Forma (Teatro). Se sitúa la forma en la representación teatral en todos los niveles:

Forma y contenido

Sólo existe forma en una formalización de un contenido y de un significado preciso. Una forma teatral no existe en sí misma, sólo tiene sentido en un proyecto escénico global, es decir, cuando está asociada a un contenido transmitido y que a su vez debe de ser transmitido. Por ejemplo, decir que existe una forma épica carece de sentido; hay que precisar de qué modo esta forma (fragmentada, discontinua, asumida por el juego de un narrador) se articula en un contenido preciso: forma épica brechtiana para romper la identificación y la ilusión de un desarrollo orgánico de la fábula; o también, forma épica del relato clásico inserto como relato objetivo en tercera persona en un tejido dramático y utilizado por razones de verosimilitud.

Problemática hegeliana del fondo y la forma

Para Hegel, la forma y el contenido de la obra de arte están en relación dialéctica. Sólo se puede separar el contenido de la forma (y recíprocamente) por necesidades de teorización: la forma es un contenido puesto en forma, manifestado. Por ello, según la estética hegeliana, las verdaderas obras de arte son aquellas donde el contenido y la forma se revelan idénticas [1]. Esta estética valora la armonía entre forma y fondo, y postula la anterioridad del contenido frente a la forma. Así, se dirá, en esta línea, que la dramaturgia clásica es la forma más adecuada para expresar la concepción esencialista e idealista del hombre.

Los cambios de forma, en particular la destrucción de la forma dramática en beneficios de elementos épicos, serán considerados como una decadencia y una desviación de la forma canónica del drama (epización). Ello supone, ignorar el nuevo conocimiento del hombre y la evolución de la sociedad, ignorar la novedad de los contenidos ideológicos que ya no pueden utilizar la forma clásica cerrada sin violentar, sin vaciarla de su contenido e introducir los elementos críticos épicos que destruyen la dramaturgia demasiada clásica de la piéce bien faite[2]. Así pues, fue la aparición de nuevos contenidos (aislamiento y alineación del hombre, imposibilidad del conflicto individual, etc.) lo que, lo que a finales del siglo XIX, hizo estallar la forma dramática e hizo necesario el uso de procedimientos épicos.

Nivel de observación de la forma

El espectáculo no utiliza formas creadas exnibilo, sino que la toma de las estructuras sociales:
La pintura, el arte, el teatro bajo todas sus formas visualizan durante un tiempo dado no únicamente los términos literarios y las leyendas, sino también las estructuras de la sociedad.
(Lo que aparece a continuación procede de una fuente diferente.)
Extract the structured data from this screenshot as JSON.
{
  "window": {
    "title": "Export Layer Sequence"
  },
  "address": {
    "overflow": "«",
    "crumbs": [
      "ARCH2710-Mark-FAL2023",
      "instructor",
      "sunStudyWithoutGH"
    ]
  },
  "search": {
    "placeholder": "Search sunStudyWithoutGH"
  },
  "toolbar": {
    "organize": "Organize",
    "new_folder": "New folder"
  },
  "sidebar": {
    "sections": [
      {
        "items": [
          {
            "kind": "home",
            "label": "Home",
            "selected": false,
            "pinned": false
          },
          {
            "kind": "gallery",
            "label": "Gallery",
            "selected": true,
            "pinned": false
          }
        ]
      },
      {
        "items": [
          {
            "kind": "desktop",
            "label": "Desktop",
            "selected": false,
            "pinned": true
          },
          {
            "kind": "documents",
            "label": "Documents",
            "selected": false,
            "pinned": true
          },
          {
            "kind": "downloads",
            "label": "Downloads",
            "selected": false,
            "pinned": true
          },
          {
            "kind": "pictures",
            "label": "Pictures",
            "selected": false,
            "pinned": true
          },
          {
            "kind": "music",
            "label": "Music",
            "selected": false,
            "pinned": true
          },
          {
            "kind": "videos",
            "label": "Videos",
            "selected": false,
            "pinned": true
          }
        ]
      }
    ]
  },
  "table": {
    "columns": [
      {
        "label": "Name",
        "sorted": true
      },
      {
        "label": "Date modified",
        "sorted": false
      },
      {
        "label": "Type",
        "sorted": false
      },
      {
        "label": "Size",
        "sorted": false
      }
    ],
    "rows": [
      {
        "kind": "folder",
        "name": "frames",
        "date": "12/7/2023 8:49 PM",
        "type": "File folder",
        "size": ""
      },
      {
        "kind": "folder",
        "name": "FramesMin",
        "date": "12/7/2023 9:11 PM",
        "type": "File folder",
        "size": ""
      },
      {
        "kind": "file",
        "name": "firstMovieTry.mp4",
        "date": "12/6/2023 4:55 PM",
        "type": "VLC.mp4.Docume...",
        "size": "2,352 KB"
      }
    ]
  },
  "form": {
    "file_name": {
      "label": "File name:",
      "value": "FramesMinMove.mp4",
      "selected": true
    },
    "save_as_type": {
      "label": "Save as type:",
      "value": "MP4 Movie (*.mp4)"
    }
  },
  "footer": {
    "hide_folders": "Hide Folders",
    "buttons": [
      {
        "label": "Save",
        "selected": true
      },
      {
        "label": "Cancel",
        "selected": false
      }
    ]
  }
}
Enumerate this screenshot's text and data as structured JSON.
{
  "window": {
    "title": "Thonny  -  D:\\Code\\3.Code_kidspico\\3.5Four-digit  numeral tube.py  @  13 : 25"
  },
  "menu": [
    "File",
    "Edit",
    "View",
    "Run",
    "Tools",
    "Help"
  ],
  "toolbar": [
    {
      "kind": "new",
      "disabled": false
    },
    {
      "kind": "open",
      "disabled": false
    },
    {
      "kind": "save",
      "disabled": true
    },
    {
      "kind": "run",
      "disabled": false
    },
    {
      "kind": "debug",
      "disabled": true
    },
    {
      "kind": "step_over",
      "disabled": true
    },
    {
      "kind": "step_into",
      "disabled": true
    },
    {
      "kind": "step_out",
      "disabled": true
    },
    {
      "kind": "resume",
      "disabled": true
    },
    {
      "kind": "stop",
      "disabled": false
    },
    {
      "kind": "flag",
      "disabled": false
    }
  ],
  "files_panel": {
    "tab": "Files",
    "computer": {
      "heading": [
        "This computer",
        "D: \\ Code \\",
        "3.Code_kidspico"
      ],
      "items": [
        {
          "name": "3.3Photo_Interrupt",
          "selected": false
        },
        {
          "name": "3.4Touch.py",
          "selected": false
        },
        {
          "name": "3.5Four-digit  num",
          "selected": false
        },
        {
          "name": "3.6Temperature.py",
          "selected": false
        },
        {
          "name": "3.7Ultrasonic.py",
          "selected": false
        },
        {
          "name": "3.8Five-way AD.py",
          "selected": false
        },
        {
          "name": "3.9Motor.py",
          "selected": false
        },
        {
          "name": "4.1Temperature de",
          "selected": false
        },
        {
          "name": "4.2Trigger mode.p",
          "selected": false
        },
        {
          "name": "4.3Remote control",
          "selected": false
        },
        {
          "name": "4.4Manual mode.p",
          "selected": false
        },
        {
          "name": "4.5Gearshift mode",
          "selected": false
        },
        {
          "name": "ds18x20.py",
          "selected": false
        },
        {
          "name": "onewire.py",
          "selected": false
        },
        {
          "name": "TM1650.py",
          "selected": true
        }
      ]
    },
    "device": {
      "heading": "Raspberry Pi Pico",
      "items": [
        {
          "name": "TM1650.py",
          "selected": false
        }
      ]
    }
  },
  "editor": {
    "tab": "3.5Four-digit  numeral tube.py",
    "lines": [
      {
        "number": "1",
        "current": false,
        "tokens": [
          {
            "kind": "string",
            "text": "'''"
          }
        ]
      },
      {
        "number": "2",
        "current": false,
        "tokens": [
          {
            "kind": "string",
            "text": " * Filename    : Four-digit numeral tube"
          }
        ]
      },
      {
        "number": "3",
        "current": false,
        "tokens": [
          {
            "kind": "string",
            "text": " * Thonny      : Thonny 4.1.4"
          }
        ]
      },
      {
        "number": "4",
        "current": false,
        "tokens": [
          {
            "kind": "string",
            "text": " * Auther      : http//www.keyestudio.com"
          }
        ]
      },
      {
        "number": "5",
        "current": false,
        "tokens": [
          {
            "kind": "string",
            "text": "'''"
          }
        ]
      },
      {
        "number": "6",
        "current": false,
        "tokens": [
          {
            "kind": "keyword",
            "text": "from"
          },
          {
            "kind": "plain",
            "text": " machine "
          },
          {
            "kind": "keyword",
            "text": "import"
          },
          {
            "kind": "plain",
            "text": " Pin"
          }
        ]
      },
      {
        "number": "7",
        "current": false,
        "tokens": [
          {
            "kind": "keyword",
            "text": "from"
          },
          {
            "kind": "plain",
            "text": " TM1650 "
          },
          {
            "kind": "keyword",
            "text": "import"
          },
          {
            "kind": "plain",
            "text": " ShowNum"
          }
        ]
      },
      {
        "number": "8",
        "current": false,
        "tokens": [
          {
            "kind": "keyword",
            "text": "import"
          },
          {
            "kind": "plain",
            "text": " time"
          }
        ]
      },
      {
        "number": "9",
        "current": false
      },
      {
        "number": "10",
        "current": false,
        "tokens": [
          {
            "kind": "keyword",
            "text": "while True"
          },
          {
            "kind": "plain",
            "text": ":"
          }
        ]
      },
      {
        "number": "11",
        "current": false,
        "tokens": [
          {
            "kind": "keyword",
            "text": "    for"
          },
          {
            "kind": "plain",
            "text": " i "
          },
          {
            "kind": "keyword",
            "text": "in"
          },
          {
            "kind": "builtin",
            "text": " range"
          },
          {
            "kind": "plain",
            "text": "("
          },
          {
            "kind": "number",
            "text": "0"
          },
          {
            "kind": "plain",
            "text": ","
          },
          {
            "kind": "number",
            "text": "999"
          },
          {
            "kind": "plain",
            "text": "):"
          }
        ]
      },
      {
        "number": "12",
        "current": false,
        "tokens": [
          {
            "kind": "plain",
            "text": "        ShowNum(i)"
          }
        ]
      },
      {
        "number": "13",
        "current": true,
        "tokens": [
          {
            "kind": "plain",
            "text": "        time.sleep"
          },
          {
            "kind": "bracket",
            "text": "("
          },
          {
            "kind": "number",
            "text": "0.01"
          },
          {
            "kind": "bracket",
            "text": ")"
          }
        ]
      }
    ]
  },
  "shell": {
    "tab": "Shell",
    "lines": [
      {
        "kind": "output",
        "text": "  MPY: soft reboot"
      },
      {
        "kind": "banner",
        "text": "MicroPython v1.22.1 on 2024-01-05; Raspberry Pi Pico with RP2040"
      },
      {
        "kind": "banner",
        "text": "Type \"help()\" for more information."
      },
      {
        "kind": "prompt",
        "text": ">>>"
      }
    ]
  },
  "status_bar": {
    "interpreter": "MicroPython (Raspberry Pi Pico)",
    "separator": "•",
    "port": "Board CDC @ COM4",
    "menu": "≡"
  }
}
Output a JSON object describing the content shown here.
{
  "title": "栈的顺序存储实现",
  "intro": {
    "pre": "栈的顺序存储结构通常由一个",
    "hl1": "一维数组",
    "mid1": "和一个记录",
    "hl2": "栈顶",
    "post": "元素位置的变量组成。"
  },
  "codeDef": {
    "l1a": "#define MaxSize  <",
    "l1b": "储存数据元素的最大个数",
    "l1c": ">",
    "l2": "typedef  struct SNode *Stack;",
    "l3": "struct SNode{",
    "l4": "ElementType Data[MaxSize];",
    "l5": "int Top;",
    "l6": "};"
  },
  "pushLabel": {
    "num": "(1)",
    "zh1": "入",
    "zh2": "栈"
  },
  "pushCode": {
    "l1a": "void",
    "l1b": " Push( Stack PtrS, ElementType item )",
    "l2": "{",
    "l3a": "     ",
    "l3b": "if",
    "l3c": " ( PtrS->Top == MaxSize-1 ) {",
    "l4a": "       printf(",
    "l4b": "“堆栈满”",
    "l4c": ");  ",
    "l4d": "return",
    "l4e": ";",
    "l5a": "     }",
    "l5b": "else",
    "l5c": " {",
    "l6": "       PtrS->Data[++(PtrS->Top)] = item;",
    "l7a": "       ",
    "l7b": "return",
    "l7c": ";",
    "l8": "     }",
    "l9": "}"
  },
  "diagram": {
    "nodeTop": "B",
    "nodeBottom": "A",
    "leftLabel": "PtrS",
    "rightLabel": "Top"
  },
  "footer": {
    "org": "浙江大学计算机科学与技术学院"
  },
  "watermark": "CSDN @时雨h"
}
No es la forma la que crea el pensamiento o la expresión, sino el pensamiento, expresión del contenido social común de una época, el que crea la forma.[3]

Cualquier unidad, por mínima que sea, sólo tendrá sentido en un análisis semiológico si se está en condiciones de hacerla corresponder a un proyecto estético e ideológico global, producción de sentido y de funcionamiento interno a la vez para la representación y para el espectador.

Forma abierta

La oposición entre forma abiertas y forma cerrada no tiene nada de absoluto, puesto que los dos tipos de drama no existen en estado puro. Se trata más bien de un medio cómodo para comparar tendencias formales de la construcción. Esta distinción carece de interés si no se puede hacer correctamente a cada una de las formas determinadas características sobre la visión dramatúrgica, e incluso la concepción del hombre y la sociedad que la sustentan. Sólo recubren parcialmente las parejas épico/dramático, aristotélico/no aristotélico, dramaturgia clásica/teatro épico.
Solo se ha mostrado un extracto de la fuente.